The news is not much better anywhere else except in the Northeast and pockets of the West, and even there, the prospects are not even close to what Democrats confidently expected just six months ago. Voters can’t get at Barack Obama this year, so they’re taking out their frustration on anyone who looks like he was, is or might one day be Mr. Obama’s friend. In California, where expensive goofiness is the first article of the catechism of the Church of Happy Dreams and Liberal Fantasy, Sen. Barbara Boxer has been abandoned by a growing number of her acolytes. She has only rarely ventured out of the shadows of Senate obscurity, most recently with her angry scolding of a general who, thinking he was being polite and respectful, called her “Ma’am.” She insisted that everyone must call her “Senator,” and now it looks as if no one will have to do that after November. Even the San Francisco Chronicle, the faithful journal of California’s famous fruits and nuts, has had enough. The editors want to treat the senator to a trip to Splitsville.

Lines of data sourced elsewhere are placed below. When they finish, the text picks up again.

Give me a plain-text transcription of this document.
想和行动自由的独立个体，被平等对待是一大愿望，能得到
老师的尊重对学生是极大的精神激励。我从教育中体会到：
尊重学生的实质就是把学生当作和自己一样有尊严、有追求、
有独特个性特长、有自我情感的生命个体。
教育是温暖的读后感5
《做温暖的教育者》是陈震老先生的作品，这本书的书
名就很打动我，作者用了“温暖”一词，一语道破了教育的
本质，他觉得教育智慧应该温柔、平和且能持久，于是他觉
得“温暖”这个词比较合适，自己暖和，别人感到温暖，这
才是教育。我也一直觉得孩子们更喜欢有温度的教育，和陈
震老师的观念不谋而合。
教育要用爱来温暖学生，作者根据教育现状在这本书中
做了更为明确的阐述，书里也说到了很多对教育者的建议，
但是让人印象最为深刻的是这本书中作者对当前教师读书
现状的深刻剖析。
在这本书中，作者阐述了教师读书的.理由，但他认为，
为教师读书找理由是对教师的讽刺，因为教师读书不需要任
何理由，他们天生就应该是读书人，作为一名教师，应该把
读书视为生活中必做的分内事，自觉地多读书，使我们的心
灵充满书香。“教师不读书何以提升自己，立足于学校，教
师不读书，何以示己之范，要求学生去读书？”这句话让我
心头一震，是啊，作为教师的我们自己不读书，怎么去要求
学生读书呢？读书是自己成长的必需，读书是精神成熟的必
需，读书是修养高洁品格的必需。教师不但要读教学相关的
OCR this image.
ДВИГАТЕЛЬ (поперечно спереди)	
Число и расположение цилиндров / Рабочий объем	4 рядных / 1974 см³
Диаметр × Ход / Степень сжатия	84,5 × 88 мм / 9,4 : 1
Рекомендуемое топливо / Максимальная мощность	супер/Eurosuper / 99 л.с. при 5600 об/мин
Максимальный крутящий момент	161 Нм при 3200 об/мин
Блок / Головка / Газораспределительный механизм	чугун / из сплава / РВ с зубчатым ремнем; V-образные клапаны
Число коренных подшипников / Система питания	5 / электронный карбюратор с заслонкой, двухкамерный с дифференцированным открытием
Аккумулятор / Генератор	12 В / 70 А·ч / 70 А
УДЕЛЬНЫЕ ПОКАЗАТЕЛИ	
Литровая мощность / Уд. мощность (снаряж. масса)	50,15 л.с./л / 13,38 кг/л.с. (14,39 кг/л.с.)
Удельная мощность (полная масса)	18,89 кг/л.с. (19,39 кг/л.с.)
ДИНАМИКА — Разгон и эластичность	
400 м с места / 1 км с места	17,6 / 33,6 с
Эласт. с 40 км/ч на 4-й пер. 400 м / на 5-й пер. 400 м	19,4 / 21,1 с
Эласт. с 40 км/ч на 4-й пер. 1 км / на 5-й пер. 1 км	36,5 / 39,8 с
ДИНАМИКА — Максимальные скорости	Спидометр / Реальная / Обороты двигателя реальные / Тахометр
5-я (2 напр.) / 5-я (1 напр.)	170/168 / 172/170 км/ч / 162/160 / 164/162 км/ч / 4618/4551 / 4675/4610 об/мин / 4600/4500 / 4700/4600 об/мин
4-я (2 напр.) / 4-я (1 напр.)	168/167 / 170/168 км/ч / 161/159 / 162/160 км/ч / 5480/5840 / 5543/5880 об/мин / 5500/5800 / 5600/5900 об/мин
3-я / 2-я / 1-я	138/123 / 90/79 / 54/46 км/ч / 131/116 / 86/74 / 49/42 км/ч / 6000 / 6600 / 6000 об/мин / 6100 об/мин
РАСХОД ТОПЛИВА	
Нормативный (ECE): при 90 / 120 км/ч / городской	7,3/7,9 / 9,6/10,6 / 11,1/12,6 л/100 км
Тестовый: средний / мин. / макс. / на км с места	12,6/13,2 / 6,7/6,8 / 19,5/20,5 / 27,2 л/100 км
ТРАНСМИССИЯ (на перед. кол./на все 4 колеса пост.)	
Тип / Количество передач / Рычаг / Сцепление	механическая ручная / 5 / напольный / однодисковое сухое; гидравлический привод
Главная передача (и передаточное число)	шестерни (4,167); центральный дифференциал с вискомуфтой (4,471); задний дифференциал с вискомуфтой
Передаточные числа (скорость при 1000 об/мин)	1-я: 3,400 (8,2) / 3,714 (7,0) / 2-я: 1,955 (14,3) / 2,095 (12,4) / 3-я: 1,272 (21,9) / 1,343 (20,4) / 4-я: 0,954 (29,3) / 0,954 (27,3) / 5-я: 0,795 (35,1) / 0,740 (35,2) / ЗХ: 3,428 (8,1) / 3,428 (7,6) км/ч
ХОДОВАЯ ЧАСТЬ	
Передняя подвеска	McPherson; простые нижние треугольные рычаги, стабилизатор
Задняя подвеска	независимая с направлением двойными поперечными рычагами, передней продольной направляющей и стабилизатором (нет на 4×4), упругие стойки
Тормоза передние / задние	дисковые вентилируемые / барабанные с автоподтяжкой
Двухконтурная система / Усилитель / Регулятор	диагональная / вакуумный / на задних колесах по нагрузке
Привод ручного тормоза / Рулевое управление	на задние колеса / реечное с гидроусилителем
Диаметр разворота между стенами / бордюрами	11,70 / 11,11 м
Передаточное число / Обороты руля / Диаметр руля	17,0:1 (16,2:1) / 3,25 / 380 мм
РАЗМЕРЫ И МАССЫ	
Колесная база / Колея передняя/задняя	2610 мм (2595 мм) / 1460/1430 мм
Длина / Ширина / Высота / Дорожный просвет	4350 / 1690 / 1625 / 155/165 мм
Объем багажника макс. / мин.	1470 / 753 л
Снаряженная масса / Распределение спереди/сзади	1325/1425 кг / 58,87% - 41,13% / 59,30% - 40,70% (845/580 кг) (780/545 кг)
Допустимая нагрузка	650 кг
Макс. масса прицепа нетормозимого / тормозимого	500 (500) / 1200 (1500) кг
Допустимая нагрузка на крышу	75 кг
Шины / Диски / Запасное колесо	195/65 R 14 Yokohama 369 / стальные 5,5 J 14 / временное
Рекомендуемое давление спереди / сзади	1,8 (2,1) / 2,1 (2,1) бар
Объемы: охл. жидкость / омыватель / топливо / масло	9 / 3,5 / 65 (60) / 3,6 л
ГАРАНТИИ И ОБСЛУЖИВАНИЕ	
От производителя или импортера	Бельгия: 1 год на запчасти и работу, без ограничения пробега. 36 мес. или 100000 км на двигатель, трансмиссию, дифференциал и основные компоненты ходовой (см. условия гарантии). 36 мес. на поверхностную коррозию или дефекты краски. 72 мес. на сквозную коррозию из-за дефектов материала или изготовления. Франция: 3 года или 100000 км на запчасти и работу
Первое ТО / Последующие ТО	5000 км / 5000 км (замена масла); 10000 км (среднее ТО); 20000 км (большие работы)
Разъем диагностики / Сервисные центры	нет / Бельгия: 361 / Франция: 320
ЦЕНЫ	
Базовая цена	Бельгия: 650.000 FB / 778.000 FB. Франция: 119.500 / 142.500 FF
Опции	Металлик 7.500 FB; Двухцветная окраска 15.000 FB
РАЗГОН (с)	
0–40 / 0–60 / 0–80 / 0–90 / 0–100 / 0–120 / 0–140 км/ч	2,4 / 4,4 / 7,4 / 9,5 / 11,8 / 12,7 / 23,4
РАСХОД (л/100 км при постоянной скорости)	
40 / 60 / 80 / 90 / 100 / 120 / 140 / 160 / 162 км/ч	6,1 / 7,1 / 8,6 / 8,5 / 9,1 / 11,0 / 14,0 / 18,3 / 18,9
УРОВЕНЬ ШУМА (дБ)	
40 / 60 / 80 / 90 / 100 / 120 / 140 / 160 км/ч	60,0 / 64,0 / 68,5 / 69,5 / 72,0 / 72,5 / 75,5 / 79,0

“There is no reason to believe that another six-year term would bring anything but more of the same uninspired representation,” the newspaper’s editors observed more in sadness than anger, explaining why the paper would not endorse her again. “The challenger, Republican Carly Fiorina, has campaigned with a vigor and directness that suggests she would be effective in Washington.” But alas, the Chronicle noted, she would be effective in resisting all the things San Francisco Democrats love and cherish — the global-warming scam, the ruinous Obama health care legislation, the relentless campaign to spend billions and billions of dollars to pump up bigger and bigger government.

In part, old voting patterns are emerging again, with Ronald Reagan Democrats remembering their happy romance with Republicans and, in larger part, voters feeling cheated by Mr. Obama, though the president shouldn’t be blamed for misplaced adoration. The voters of ’08 followed him with childlike abandon, like the rats and children of Hamelin in pursuit of the Pied Piper. In a kinder, gentler analogy, the voters who couldn’t get enough of Mr. Obama’s charm, seductive demeanor and honeyed words just two years ago are like the new husband discovering to his chagrin that his young bride is a beauty in her nightie but can’t make a passable biscuit. Somebody’s got to pay for a swindle like that.

Wesley Pruden is editor emeritus of The Washington Times.